APM - iOS 卡顿监控 Matrix实现原理

一、简介

卡顿类型



// Define the type of the lag

typedef NS_ENUM(NSUInteger, EDumpType) {

    EDumpType_Unlag = 2000,

    EDumpType_MainThreadBlock = 2001, // foreground main thread block

    EDumpType_BackgroundMainThreadBlock = 2002, // background main thread block

    EDumpType_CPUBlock = 2003, // CPU too high

    //EDumpType_FrameDropBlock = 2004,             // frame drop too much,no use currently

    EDumpType_SelfDefinedDump = 2005, // no use currently

    //EDumpType_B2FBlock = 2006,                   // no use currently

    EDumpType_LaunchBlock = 2007, // main thread block during the launch of the app

    //EDumpType_CPUIntervalHigh = 2008,            // CPU too high within a time period

    EDumpType_BlockThreadTooMuch = 2009, // main thread block and the thread is too much. (more than 64 threads)

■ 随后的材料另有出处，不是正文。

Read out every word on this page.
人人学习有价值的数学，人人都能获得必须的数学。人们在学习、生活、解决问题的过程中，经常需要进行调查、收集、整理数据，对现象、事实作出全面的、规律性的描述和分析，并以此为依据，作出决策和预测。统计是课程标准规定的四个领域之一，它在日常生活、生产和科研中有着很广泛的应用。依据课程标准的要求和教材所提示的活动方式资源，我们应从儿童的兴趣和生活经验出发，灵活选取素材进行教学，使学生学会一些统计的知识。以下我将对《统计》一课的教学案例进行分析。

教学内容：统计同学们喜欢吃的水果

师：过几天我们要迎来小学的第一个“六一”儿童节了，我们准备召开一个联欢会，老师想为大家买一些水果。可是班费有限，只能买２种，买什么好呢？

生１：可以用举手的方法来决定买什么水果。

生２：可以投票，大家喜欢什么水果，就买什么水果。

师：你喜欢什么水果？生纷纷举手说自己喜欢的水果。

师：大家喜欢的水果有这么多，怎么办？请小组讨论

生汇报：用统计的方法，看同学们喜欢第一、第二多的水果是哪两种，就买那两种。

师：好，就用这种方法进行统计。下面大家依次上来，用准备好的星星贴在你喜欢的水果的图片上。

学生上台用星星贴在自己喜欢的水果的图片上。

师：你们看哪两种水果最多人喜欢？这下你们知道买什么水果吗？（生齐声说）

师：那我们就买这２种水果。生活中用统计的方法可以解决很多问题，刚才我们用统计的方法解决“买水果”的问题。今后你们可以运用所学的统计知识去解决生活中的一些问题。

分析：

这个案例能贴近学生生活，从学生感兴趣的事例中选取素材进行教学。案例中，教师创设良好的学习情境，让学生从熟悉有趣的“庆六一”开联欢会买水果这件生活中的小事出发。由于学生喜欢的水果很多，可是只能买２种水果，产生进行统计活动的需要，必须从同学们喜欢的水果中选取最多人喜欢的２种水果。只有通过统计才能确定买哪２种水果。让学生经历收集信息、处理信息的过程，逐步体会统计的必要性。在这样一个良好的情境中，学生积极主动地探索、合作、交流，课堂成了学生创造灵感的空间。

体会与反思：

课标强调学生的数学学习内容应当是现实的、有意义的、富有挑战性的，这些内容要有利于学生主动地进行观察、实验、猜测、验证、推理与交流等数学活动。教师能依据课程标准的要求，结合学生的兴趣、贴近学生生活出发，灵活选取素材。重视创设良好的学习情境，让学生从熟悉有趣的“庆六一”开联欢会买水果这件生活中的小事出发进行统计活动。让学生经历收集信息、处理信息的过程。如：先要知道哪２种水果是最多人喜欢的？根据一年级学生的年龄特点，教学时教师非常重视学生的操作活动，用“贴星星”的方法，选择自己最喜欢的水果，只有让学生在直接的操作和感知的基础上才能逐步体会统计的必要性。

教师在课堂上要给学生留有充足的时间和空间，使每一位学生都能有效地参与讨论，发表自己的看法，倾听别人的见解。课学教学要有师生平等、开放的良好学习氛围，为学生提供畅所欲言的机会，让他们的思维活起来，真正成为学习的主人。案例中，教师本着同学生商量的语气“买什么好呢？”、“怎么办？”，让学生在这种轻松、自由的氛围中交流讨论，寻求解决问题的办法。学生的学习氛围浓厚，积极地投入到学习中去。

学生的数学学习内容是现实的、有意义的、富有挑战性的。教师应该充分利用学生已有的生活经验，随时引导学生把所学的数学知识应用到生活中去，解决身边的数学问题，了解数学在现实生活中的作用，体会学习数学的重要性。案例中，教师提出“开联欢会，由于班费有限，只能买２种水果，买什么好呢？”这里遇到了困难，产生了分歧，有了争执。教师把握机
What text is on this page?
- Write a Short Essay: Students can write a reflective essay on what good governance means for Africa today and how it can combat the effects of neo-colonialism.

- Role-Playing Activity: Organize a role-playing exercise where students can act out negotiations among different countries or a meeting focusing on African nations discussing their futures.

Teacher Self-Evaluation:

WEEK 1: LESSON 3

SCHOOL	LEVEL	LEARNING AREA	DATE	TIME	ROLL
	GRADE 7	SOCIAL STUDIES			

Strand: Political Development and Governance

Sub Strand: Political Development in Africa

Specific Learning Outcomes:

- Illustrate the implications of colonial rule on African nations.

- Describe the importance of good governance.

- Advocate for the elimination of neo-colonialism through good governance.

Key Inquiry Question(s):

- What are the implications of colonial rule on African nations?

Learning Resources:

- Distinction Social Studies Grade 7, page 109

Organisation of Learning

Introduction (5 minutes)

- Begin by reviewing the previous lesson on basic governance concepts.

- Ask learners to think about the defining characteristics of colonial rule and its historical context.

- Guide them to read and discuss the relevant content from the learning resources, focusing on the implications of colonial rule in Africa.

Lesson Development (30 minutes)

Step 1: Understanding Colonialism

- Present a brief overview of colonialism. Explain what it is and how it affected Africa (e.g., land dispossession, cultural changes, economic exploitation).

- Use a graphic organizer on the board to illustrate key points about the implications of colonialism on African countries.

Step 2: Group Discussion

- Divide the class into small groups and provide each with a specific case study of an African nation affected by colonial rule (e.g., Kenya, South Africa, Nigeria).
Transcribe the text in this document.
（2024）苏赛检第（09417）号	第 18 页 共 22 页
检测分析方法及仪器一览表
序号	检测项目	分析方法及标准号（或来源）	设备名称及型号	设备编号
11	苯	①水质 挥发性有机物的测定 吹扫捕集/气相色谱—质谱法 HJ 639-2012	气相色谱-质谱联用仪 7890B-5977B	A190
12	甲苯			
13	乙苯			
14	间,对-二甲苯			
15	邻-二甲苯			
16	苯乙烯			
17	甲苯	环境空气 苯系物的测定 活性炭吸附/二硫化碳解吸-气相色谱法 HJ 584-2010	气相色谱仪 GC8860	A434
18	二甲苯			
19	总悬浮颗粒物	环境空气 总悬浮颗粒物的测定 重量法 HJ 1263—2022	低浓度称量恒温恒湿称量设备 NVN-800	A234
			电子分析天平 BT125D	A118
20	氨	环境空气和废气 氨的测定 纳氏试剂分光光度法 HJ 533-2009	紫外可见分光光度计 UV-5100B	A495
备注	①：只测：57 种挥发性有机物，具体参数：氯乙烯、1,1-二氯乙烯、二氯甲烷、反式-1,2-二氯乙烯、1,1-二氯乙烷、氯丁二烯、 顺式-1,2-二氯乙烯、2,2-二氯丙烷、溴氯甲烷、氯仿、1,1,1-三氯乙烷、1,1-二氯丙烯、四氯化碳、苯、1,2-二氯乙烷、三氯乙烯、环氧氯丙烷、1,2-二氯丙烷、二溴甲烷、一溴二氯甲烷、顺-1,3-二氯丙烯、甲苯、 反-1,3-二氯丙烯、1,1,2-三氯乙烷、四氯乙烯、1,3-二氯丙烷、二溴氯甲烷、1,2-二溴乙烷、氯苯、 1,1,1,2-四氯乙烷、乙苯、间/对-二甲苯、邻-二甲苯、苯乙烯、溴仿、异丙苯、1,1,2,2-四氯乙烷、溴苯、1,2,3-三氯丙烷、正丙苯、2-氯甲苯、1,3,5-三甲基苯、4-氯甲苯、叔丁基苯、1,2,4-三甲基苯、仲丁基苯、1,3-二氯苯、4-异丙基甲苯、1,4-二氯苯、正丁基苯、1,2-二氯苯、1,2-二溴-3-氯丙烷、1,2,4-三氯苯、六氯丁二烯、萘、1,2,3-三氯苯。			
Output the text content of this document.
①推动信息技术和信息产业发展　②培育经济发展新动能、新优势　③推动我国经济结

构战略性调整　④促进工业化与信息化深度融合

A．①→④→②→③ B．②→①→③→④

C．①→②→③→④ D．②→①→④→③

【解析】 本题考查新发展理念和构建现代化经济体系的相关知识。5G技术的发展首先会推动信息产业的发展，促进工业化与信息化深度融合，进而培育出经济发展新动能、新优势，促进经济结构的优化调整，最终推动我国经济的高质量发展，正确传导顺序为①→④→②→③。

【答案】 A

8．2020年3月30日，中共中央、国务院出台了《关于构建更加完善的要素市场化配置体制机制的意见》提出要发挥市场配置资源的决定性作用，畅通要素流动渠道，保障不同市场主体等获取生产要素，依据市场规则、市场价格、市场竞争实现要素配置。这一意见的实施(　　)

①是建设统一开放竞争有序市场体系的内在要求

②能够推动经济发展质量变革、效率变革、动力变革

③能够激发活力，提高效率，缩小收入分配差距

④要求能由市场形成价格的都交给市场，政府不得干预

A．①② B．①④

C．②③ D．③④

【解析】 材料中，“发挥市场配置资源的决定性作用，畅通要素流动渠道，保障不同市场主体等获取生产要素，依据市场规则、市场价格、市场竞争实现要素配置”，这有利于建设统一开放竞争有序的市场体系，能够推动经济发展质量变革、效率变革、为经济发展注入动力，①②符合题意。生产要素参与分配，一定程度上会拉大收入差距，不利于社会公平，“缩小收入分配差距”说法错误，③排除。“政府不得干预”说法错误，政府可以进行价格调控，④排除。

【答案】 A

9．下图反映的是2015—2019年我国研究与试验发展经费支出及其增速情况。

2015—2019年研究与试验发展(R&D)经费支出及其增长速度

    EDumpType_BlockAndBeKilled = 2010, // main thread block and killed by the system

    //EDumpType_JSStack = 2011,                    // no use currently

    EDumpType_PowerConsume = 2011, // battery cost stack report

    EDumpType_DiskIO = 2013, // disk io too much

    EDumpType_FPS = 2014, // FPS

    EDumpType_Test = 10000,

};

卡顿判断依据

Runloop
- CommonMode
- UIInitializationMode
启动状态
前后台切换
CPU
Memory
线程信息
电量信息

二、卡顿监控SDK

1. RunLoop Observer

添加了4个Observer

kCFRunLoopCommonModes
1. BeginObserver
2. EndObserver
UIInitializationRunLoopMode
1. BeginObserver
2. EndObserver

kCFRunLoopCommonModes用于观察APP通常情况的卡顿
UIInitializationRunLoopMode用于观察APP启动时的卡顿，该RunloopMode只执行1次就退出

添加Begin和EndObserver分别对应的是最高和最终优先级，类似于AutoreleasePool，需要在最前和最后执行回调，把其中执行的函数都包含在中间。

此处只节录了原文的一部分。